Jakarta, IDN Times - Ketegangan geopolitik yang memanas di Timur Tengah, khususnya antara Israel dan Iran, kembali menimbulkan kekhawatiran global. Eskalasi konflik yang meningkat pada Juni berpotensi mendorong lonjakan harga minyak dunia. Bagi Indonesia, negara yang masih bergantung pada impor energi, gejolak tersebut bisa menjadi ancaman serius bagi stabilitas fiskal.
Pengamat Ekonomi Energi dari Universitas Gadjah Mada (UGM), Fahmy Radhi mengatakan, pemerintah dihadapkan pada dilema dalam penetapan harga BBM di dalam negeri. Kalau harga BBM subsidi tidak dinaikkan, beban APBN akan membengkak. Namun, kenaikan harga minyak dunia akan semakin menguras devisa untuk membiayai impor BBM dan makin melemahkan kurs rupiah.
"Kalau harga BBM subsidi dinaikkan, sudah pasti akan memicu inflasi yang menyebabkan kenaikan harga-harga kebutuhan pokok, sehingga menurunkan daya beli rakyat dan pertumbuhan ekonomi," tegasnya, Senin (9/6/2025).

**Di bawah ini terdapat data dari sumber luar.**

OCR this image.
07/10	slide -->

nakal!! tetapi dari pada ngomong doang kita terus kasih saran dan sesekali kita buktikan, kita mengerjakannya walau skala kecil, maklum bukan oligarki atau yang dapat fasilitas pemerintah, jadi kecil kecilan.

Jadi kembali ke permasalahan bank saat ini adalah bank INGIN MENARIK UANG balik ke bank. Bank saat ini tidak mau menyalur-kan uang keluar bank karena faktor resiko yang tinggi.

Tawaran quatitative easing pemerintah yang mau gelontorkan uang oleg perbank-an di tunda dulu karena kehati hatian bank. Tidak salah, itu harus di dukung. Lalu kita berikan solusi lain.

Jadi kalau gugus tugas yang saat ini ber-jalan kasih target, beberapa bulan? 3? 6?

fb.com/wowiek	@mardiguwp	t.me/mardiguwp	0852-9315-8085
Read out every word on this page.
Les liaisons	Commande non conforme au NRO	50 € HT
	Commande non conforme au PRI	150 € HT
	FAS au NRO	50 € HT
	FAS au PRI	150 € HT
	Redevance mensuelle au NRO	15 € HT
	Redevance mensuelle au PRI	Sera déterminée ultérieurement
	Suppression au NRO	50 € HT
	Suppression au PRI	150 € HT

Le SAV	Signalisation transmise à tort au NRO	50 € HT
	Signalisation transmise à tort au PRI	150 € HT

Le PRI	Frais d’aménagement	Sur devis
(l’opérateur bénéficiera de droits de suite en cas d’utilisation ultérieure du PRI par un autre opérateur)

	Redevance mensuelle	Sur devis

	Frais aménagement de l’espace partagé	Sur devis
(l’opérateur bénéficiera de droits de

Untuk tahun 2025, pemerintah telah mengalokasikan anggaran subsidi energi sebesar Rp203,4 triliun. Dari jumlah itu, subsidi BBM hanya sekitar Rp26,7 triliun, sementara subsidi LPG tabung 3 kg mencapai Rp87 triliun dan subsidi listrik sebesar Rp89,7 triliun. Dengan kondisi lonjakan harga minyak global bisa dengan cepat menggerus pos-pos anggaran yang ada, bahkan mengancam program pembangunan.